Ia menegaskan rasa duka yang mendalam atas peristiwa yang ia sebut sebagai gempa bumi yang sangat luar biasa tersebut. "Seluruh rakyat Indonesia yang saya cintai dan banggakan, saya secara khusus tadi kita telah berdoa bagi warga Flores, NTT dan berduka cita yang sedalam-dalamnya atas korban yang terjadi," jelasnya.
Deputi Bidang Pencegahan BNPB, Abdul Muhari, memaparkan data korban jiwa yang tersebar di enam kabupaten. Kabupaten Manggarai mencatatkan korban terbanyak dengan 25 orang meninggal dunia, disusul Manggarai Timur dengan 20 orang.

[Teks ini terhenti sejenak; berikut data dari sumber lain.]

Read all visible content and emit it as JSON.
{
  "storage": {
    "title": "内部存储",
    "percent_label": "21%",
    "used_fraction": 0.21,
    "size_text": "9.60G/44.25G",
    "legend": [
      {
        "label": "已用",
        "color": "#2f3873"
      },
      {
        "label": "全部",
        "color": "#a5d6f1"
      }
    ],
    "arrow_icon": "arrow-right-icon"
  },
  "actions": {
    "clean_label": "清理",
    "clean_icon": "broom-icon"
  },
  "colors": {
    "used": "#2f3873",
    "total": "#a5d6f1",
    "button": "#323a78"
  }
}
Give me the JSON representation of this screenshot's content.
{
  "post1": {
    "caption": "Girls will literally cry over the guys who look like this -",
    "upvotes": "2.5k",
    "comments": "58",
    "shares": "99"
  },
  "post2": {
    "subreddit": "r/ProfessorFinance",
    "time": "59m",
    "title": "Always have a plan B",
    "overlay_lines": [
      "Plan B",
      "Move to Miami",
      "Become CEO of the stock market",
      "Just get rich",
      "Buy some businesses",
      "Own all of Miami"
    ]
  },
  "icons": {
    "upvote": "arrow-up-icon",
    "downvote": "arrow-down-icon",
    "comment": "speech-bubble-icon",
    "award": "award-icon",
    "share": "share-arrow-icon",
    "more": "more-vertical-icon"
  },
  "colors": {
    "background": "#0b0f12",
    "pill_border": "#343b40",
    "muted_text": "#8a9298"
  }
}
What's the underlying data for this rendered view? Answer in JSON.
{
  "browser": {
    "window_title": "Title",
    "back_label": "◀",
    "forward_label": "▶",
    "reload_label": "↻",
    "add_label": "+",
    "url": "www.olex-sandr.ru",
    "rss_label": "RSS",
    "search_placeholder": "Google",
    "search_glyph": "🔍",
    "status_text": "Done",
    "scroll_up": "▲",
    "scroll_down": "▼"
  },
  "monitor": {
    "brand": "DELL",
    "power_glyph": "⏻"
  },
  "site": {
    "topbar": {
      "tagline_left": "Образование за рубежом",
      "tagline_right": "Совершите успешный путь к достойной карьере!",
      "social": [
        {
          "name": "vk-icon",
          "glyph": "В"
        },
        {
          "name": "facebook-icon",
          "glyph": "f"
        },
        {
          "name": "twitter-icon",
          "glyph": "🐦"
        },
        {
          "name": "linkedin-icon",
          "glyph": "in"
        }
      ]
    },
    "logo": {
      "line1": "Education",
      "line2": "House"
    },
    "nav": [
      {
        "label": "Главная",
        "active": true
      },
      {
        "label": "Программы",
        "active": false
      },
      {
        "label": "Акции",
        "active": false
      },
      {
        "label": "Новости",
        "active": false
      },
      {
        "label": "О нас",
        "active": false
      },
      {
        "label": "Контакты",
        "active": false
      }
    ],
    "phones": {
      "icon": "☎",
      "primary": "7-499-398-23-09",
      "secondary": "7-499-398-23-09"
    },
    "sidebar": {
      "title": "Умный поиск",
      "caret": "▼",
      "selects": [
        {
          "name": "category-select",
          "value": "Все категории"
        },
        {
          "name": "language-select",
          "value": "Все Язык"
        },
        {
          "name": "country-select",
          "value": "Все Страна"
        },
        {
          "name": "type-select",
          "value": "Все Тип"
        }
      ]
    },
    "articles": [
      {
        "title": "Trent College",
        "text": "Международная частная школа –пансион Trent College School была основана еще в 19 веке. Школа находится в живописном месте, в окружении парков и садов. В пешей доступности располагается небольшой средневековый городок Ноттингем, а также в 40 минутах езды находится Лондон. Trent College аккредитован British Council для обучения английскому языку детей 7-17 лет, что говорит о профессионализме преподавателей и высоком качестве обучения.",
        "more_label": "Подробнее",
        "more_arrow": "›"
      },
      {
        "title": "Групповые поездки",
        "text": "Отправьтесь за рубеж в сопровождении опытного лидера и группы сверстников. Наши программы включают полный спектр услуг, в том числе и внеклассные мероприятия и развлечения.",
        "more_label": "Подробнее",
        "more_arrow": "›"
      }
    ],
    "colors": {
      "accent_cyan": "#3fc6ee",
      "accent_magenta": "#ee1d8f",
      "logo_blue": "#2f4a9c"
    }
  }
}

"Total kami mencatat 53 jiwa meninggal dunia," kata Abdul dalam konferensi pers, Minggu (16/8/2026).
Rincian korban jiwa lainnya meliputi satu orang di Manggarai Barat, satu orang di Nagekeo, empat orang di Sikka, dan dua orang di Ende. Selain korban tewas, ratusan warga mengalami luka-luka dan tengah menjalani perawatan di fasilitas kesehatan setempat. BNPB menyatakan data korban luka masih dalam proses pemutakhiran.
Di tengah proses pencarian dan penanganan korban, pemerintah menyampaikan simpati mendalam kepada keluarga yang ditinggalkan. Hal ini disampaikan langsung oleh Abdul Muhari mewakili pemerintah.
"Atas nama pemerintah tentu saja kita mendoakan yang terbaik untuk para korban dan simpati yang mendalam pada keluarga yang ditinggalkan," ujar Abdul.
Hingga saat ini, upaya penanganan darurat dan pendataan dampak gempa masih terus dilakukan oleh tim gabungan di lapangan. Masyarakat diimbau tetap waspada terhadap potensi gempa susulan.